When the drive pulse a disappears at time _t3 , the load terminal voltage b begins to rise from a low level to a high level. Therefore, the differential output c changes to a high level.
Since this is the base drive input of transistor Q ₂ , transistor Q ₂ is turned on at time t ₄ and its base waveform is clamped to V _BE2 (base-emitter voltage of transistor Q ₂ ) as shown in d. . At the same time, the charge accumulated in the base of transistor _Q1 is instantaneously discharged via this on-state transistor _Q2 , so that the so-called storage time is greatly improved compared to the conventional case. FIG. 5e shows the state of change in V _CE and I _C of the switching transistor Q ₁ , and f shows P _C . That is, the first
Compared to the conventional example shown in the figure, switching characteristics are improved, collector loss due to the transistor is also reduced, and the problem of heat generation is solved.
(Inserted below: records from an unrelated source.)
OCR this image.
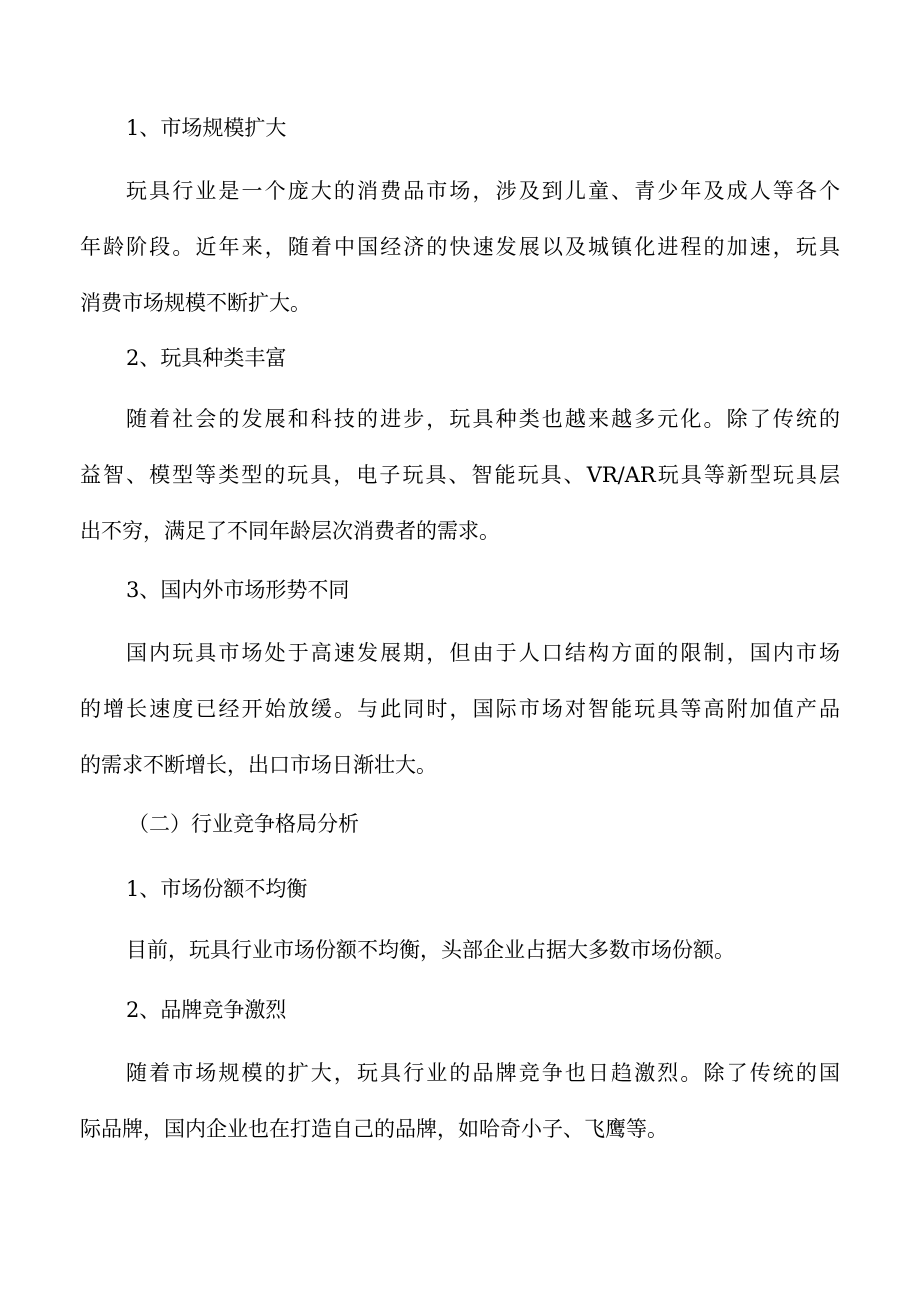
1、市场规模扩大
玩具行业是一个庞大的消费品市场，涉及到儿童、青少年及成人等各个
年龄阶段。近年来，随着中国经济的快速发展以及城镇化进程的加速，玩具
消费市场规模不断扩大。
2、玩具种类丰富
随着社会的发展和科技的进步，玩具种类也越来越多元化。除了传统的
益智、模型等类型的玩具，电子玩具、智能玩具、VR/AR玩具等新型玩具层
出不穷，满足了不同年龄层次消费者的需求。
3、国内外市场形势不同
国内玩具市场处于高速发展期，但由于人口结构方面的限制，国内市场
的增长速度已经开始放缓。与此同时，国际市场对智能玩具等高附加值产品
的需求不断增长，出口市场日渐壮大。
（二）行业竞争格局分析
1、市场份额不均衡
目前，玩具行业市场份额不均衡，头部企业占据大多数市场份额。
2、品牌竞争激烈
随着市场规模的扩大，玩具行业的品牌竞争也日趋激烈。除了传统的国
际品牌，国内企业也在打造自己的品牌，如哈奇小子、飞鹰等。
In addition, since the means for obtaining the differential output signal is realized by an impedance element connected between both ends of the inductive load, that is, a series circuit of C ₂ and R ₃ , the turn-off of the inductive load 1 is realized. It is possible to cancel the residual current that occurs when the load is applied, improve the braking characteristics of the load, and provide a circuit with even better switching characteristics.
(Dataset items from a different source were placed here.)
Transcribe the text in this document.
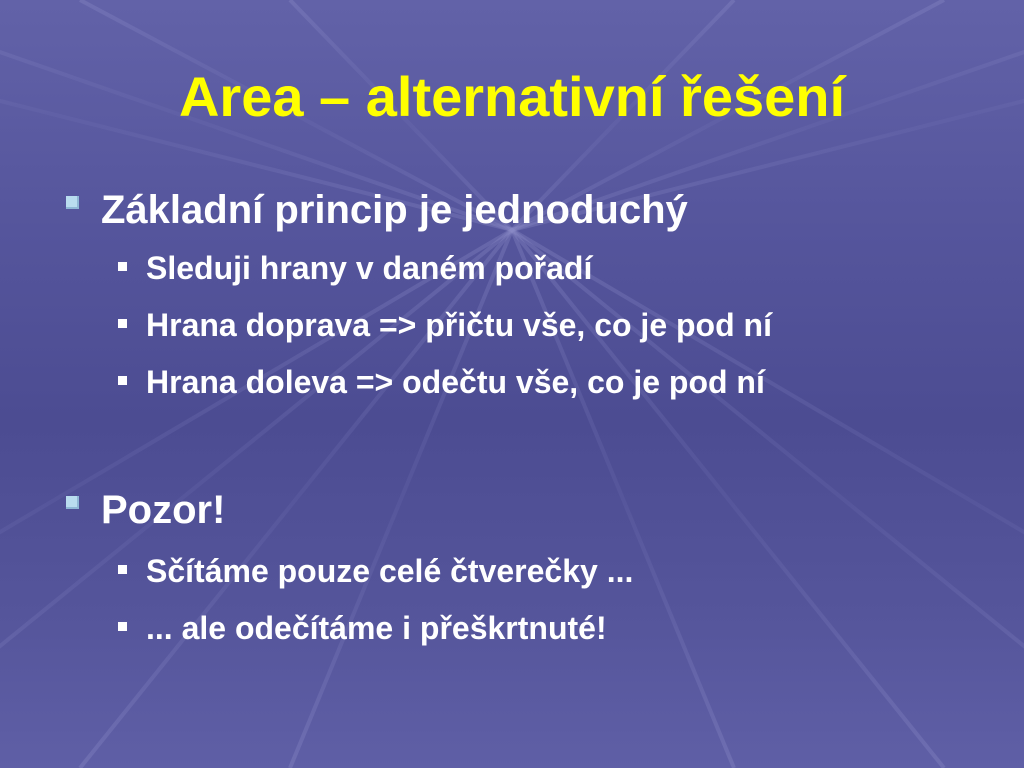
Area – alternativní řešení
Základní princip je jednoduchý
Sleduji hrany v daném pořadí
Hrana doprava => přičtu vše, co je pod ní
Hrana doleva => odečtu vše, co je pod ní
Pozor!
Sčítáme pouze celé čtverečky ...
... ale odečítáme i přeškrtnuté!
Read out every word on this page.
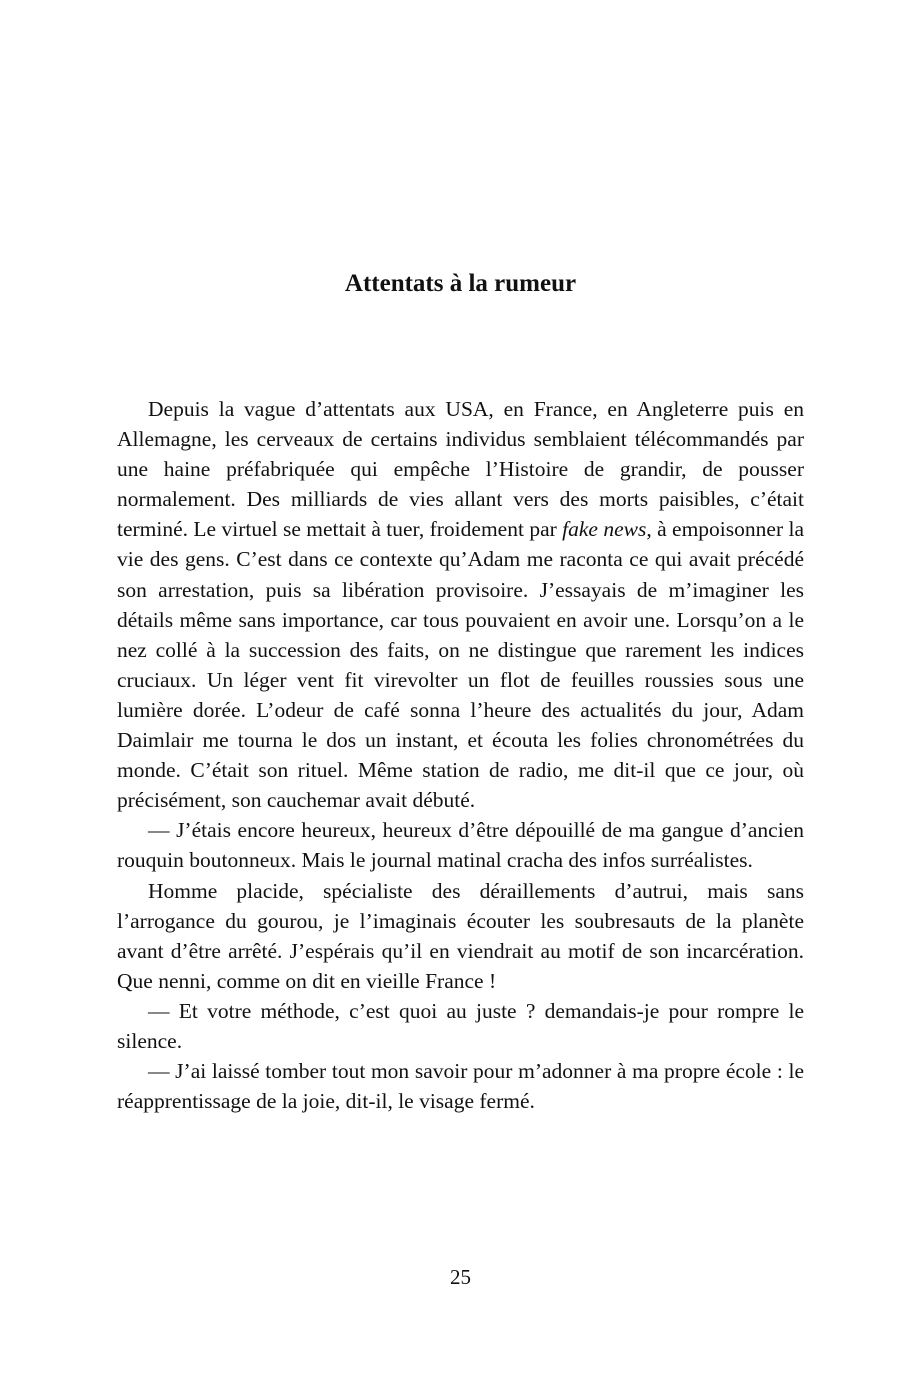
Attentats à la rumeur

Depuis la vague d’attentats aux USA, en France, en Angleterre puis en Allemagne, les cerveaux de certains individus semblaient télécommandés par une haine préfabriquée qui empêche l’Histoire de grandir, de pousser normalement. Des milliards de vies allant vers des morts paisibles, c’était terminé. Le virtuel se mettait à tuer, froidement par fake news, à empoisonner la vie des gens. C’est dans ce contexte qu’Adam me raconta ce qui avait précédé son arrestation, puis sa libération provisoire. J’essayais de m’imaginer les détails même sans importance, car tous pouvaient en avoir une. Lorsqu’on a le nez collé à la succession des faits, on ne distingue que rarement les indices cruciaux. Un léger vent fit virevolter un flot de feuilles roussies sous une lumière dorée. L’odeur de café sonna l’heure des actualités du jour, Adam Daimlair me tourna le dos un instant, et écouta les folies chronométrées du monde. C’était son rituel. Même station de radio, me dit-il que ce jour, où précisément, son cauchemar avait débuté.

— J’étais encore heureux, heureux d’être dépouillé de ma gangue d’ancien rouquin boutonneux. Mais le journal matinal cracha des infos surréalistes.

Homme placide, spécialiste des déraillements d’autrui, mais sans l’arrogance du gourou, je l’imaginais écouter les soubresauts de la planète avant d’être arrêté. J’espérais qu’il en viendrait au motif de son incarcération. Que nenni, comme on dit en vieille France !

— Et votre méthode, c’est quoi au juste ? demandais-je pour rompre le silence.

— J’ai laissé tomber tout mon savoir pour m’adonner à ma propre école : le réapprentissage de la joie, dit-il, le visage fermé.

25
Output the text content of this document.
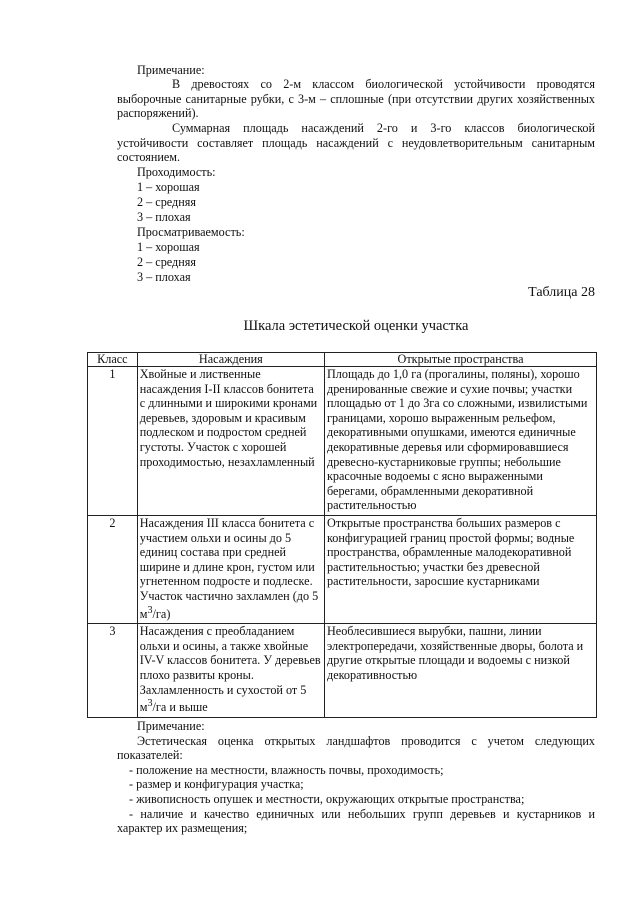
Примечание:

В древостоях со 2-м классом биологической устойчивости проводятся выборочные санитарные рубки, с 3-м – сплошные (при отсутствии других хозяйственных распоряжений).

Суммарная площадь насаждений 2-го и 3-го классов биологической устойчивости составляет площадь насаждений с неудовлетворительным санитарным состоянием.

Проходимость:
1 – хорошая
2 – средняя
3 – плохая
Просматриваемость:
1 – хорошая
2 – средняя
3 – плохая
Таблица 28
Шкала эстетической оценки участка
Класс	Насаждения	Открытые пространства
1	Хвойные и лиственные насаждения I-II классов бонитета с длинными и широкими кронами деревьев, здоровым и красивым подлеском и подростом средней густоты. Участок с хорошей проходимостью, незахламленный	Площадь до 1,0 га (прогалины, поляны), хорошо дренированные свежие и сухие почвы; участки площадью от 1 до 3га со сложными, извилистыми границами, хорошо выраженным рельефом, декоративными опушками, имеются единичные декоративные деревья или сформировавшиеся древесно-кустарниковые группы; небольшие красочные водоемы с ясно выраженными берегами, обрамленными декоративной растительностью
2	Насаждения III класса бонитета с участием ольхи и осины до 5 единиц состава при средней ширине и длине крон, густом или угнетенном подросте и подлеске. Участок частично захламлен (до 5 $м^3/га$)	Открытые пространства больших размеров с конфигурацией границ простой формы; водные пространства, обрамленные малодекоративной растительностью; участки без древесной растительности, заросшие кустарниками
3	Насаждения с преобладанием ольхи и осины, а также хвойные IV-V классов бонитета. У деревьев плохо развиты кроны. Захламленность и сухостой от 5 $м^3/га$ и выше	Необлесившиеся вырубки, пашни, линии электропередачи, хозяйственные дворы, болота и другие открытые площади и водоемы с низкой декоративностью

Примечание:

Эстетическая оценка открытых ландшафтов проводится с учетом следующих показателей:

- положение на местности, влажность почвы, проходимость;

- размер и конфигурация участка;

- живописность опушек и местности, окружающих открытые пространства;

- наличие и качество единичных или небольших групп деревьев и кустарников и характер их размещения;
FIG. 6 is a circuit diagram of another embodiment of the present invention,
Parts equivalent to those in FIGS. 3 and 4 are designated by the same reference numerals. That is, this example shows a case where the present invention is applied to a chopper type PWM power supply circuit. In this example, since the shorting transistor _Q2 is conductive when the transistor _Q1 is off, the transistor _Q1 is quickly turned off, and the P _C of the switching element _Q1 can be significantly reduced. Therefore, it is suitable for use in a power supply circuit of a high-efficiency power amplifier, but is not limited thereto.

As described above, according to the present invention, a series circuit including a capacitor and a resistor is connected in parallel to an inductive load,
A differential output signal is derived from the connection point between the capacitor and the resistor, and this differential output signal turns on and off the transistor for shorting between the base and emitter of the switching transistor, so that the base storage carrier of the switching transistor is It is possible to provide a low-loss switching circuit that can perform timely discharge, has an extremely simple configuration, and has excellent switching characteristics effectively, and can perform a switching operation with good braking characteristics against the inductive load.

[Brief explanation of drawings]

Figure 1 is a circuit diagram showing an example of a conventional switching circuit, Figure 2 is a diagram showing the characteristics of the circuit in Figure 1,
FIG. 3 is a circuit diagram showing another example of the conventional switching circuit, FIG. 4 is a circuit diagram of an embodiment of the present invention, FIG. 5 is a waveform diagram of each part of the circuit in FIG. 4, and FIG. FIG. 3 is a circuit diagram of another embodiment of the present invention. Explanation of symbols of main parts, 1...Inductive load,
Q ₁ ... Switching transistor, Q ₂ ... Short circuit transistor, C ₂ ... Differential capacitor, R ₃
...Resistance for differentiation.

Claims (1)

[Claims] 1 A switching circuit for driving an inductive load on and off, in which a series circuit of a switching transistor, a capacitor, and a resistor for controlling on/off the current supplied to the inductive load is connected between both ends of the inductive load. means for deriving a differential output signal of the voltage across the inductive load from a connection point between the capacitor and the resistor; 1. A switching circuit comprising: a short-circuiting transistor that is driven to short-circuit between the base and emitter of the switching transistor.